The dataset is a relational dataset of 8,000 households households, representing a sample of the population of an imaginary middle-income country. The dataset contains two data files: one with variables at the household level, the other one with variables at the individual level. It includes variables that are typically collected in population censuses (demography, education, occupation, dwelling characteristics, fertility, mortality, and migration) and in household surveys (household expenditure, anthropometric data for children, assets ownership). The data only includes ordinary households (no community households). The dataset was created using REaLTabFormer, a model that leverages deep learning methods. The dataset was created for the purpose of training and simulation and is not intended to be representative of any specific country.
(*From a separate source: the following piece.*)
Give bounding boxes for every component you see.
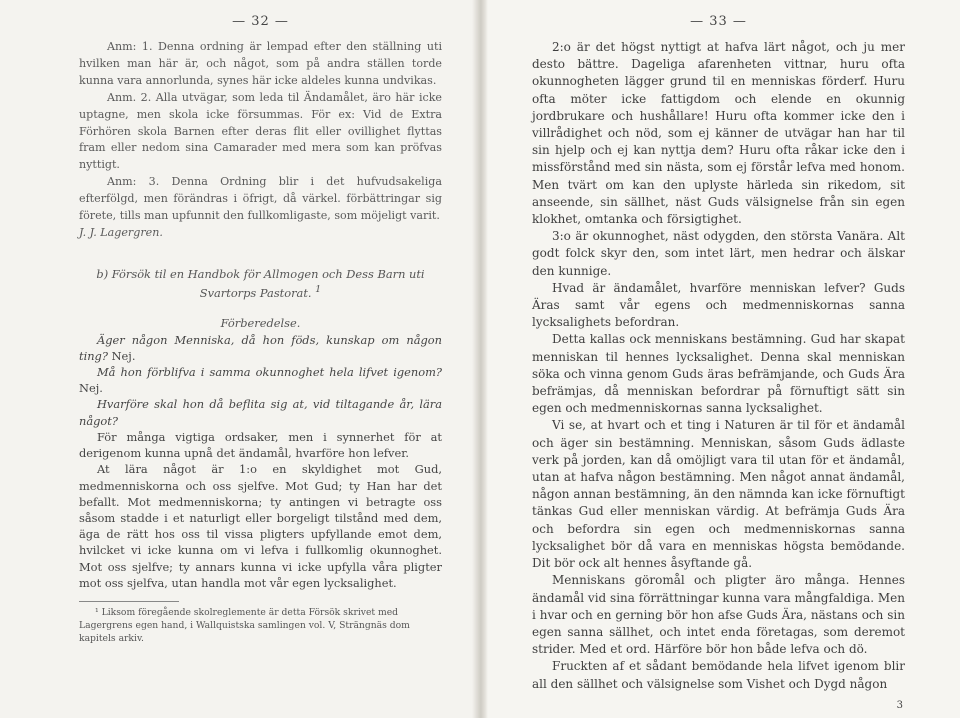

The full-population dataset (with about 10 million individuals) is also distributed as open data.

Geographic coverage

The dataset is a synthetic dataset for an imaginary country. It was created to represent the population of this country by province (equivalent to admin1) and by urban/rural areas of residence.

Analysis unit

Household, Individual

Universe

The dataset is a fully-synthetic dataset representative of the resident population of ordinary households for an imaginary middle-income country.

Kind of data

ssd

Sampling procedure

The sample size was set to 8,000 households. The fixed number of households to be selected from each enumeration area was set to 25. In a first stage, the number of enumeration areas to be selected in each stratum was calculated, proportional to the size of each stratum (stratification by geo_1 and urban/rural). Then 25 households were randomly selected within each enumeration area. The R script used to draw the sample is provided as an external resource.

Mode of data collection

other

Research instrument

The dataset is a synthetic dataset. Although the variables it contains are variables typically collected from sample surveys or population censuses, no questionnaire is available for this dataset. A "fake" questionnaire was however created for the sample dataset extracted from this dataset, to be used as training material.

Cleaning operations

The synthetic data generation process included a set of "validators" (consistency checks, based on which synthetic observation were assessed and rejected/replaced when needed). Also, some post-processing was applied to the data to result in the distributed data files.

Response rate

This is a synthetic dataset; the "response rate" is 100%.